Perang Padri terjadi di Sumatera barat dan sekitarnya tepatnya di kawasan


Kerajaan Pagaruyung dari tahun 1803 hingga 1838. Perang ini terjadi akibat
adanya pertentangan dalam masalah agama sebelum berubah menjadi
peperangan melawan penjajahan. Bermula dari kebiasaan kaum adat yang buruk,
sehingga mendapat reaksi yang sangat hebat dari kaum ulama. Dengan tujuan
ingin meluruskan kaum adat kepada ajaran yang menghendaki agama islam
dilaksanakan secara murni sesuai dengan al-Qut’an dan Hadits, maka para ulama
merasa perlu adanya pemersatu dalam menjalankan misi penumpasan
kemungkaran.
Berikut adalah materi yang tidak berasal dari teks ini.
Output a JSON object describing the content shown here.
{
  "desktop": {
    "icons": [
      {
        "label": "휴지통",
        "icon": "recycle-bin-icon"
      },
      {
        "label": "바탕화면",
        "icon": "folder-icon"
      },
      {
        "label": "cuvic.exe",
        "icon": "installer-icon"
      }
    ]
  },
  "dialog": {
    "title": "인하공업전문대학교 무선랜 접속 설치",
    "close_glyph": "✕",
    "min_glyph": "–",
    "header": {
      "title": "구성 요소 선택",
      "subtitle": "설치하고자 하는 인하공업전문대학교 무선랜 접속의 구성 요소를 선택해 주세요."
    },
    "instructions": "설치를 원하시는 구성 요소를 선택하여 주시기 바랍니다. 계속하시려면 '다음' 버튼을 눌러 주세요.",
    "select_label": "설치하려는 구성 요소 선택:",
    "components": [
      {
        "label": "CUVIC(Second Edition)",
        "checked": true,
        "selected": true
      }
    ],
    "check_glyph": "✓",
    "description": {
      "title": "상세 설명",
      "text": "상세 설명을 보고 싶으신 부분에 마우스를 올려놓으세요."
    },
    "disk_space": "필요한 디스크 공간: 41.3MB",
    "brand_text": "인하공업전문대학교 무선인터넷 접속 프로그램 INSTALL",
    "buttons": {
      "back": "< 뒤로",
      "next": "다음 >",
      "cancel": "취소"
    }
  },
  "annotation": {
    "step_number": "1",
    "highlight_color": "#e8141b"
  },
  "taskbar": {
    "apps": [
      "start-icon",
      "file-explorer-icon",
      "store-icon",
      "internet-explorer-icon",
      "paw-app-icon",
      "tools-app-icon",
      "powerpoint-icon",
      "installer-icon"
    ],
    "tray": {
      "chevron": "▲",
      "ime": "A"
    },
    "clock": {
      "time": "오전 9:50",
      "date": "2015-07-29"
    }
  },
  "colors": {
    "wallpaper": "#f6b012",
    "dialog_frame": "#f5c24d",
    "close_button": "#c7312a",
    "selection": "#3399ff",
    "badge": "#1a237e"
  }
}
Oleh karena itu para ulama membentuk sebuah gerakan yang
dinamakan Gerakan Padri, yang dengan gerakan ini juga bisa disebut dengan
Perang Padri. Hampir selama 20 tahun pertama (1803-1821) perang ini dapatlah
dikatakan sebagai perang saudara antara sesama etnis Minang dan etnis
Mandailing.
Peperangan ini dapat di bagi menjadi tiga masa. Masa pertama
berlangsung antara 1821-1825, ditandai dengan meluasnya perlawanan rakyat ke
seluruh daerah Minangkabau. Masa kedua adalah antara tahun 1825-1830,
ditandai dengan meredanya pertempuran karena Belanda berhasil mengadakan
perjanjian dengan kaum Padri yang mulai melemah. Ketika itu pihak Belanda
sedang memusatkan perhatiannya pada Perang Diponegoro di Jawa. Masa ketiga
antara tahun 1830-1838, ditandai dengan perlawanna Padri yang meningkat dan
penyerbuan Belanda secara besar-besaran, kemudian diakhiri dengan
tertangkapnya pemimpin-pemimpin Padri.